If you put a high water soap in the oven, it is going to go into neat phase (gel) at a lower temperature than a low water soap. Gel is the soap melting. You can help them dry out faster by storing them on racks somewhere where the air is very dry and having a fan blow over them. The dryer the air, the faster they loose their moisture. It also works the opposite way though, if the soap is drier than the air, the soap bar will absorb the moisture/humidity and increase in water content; this can lead to lots of different things but one of the most dreaded is DOS (spoilage). If you don't have racks, a flat surface will also suffice if you turn them every day so they dry evenly. You can even speed cure with a dehydrator but not just any dehydrator. It would have to be one with an adjustable thermostat that blows air horizontally. The ones without adjustable thermostats that blow vertically will tend to heat the soap enough that it melts. I've also experimented with putting soap in a hot car to speed cure, they melted. Its the dry air that does the work, not excessive heat. Keep them out of the sun too, some additives are phototoxic and UV rays do contribute to oils going rancid.
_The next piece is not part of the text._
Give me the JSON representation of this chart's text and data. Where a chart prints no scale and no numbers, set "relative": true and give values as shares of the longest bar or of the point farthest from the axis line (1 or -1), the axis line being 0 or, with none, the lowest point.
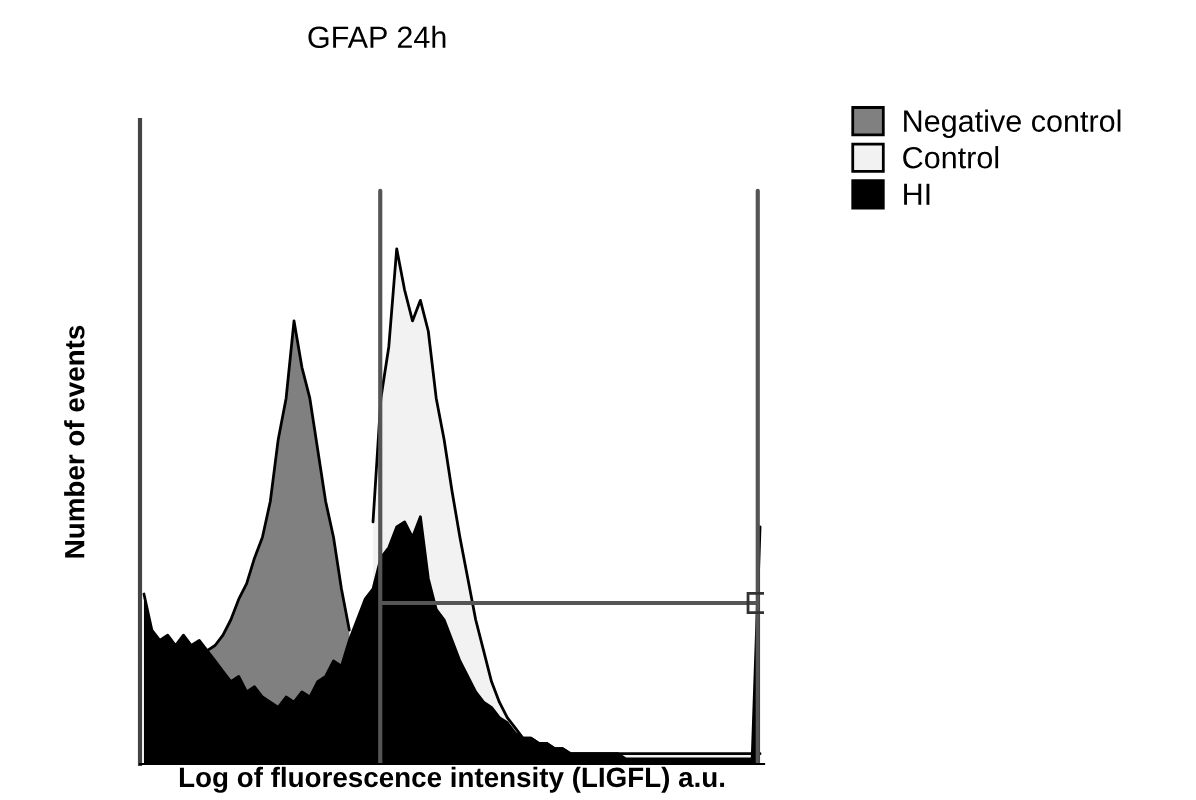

I got from your post that you are interested in selling. With questions like this, I advise you to have more "learning experiences" ask lots of questions and do lots of research on this topic. Soap is a relatively safe product in itself, but a newbie mistake like too much lye on a soap intended for someones body.. that someone burns themself with is going to ruin everything for you. All the additives are going to complicate the soapmaking process too. People are going to ask questions about your product as well and its important that you can confidently and knowlegeably talk about every aspect of your product and sell something that you can be proud of.
 
I ran your recipe through soapcalc and see that its a bit heavy on lye. You could recalculate the amount of oil needed to neutralise the excess lye. For example addition of about 1.5 ounces of coconut oil and cook in a crockpot.

I once tried a 45 percent castor oil CP soap (small 4 ounce batch) and it was very very soft. I don't remember if it was Irishlass or Hazel or Fragola who suggested this but it was a great idea - adding salt about 25 percent(or more) of the total oil. So I heated the pasty soap in a crockpot, added salt when the soap was cooked (falls off without sticking to the spoon) mixed well and poured into a tray. Had to cut it within an hour. But believe me, made the bar hard. You could try the same too.

For selling, as others already mentioned, you could experiment with different oils, get a few great combinations of oils, make a few good bars of soap and then go ahead!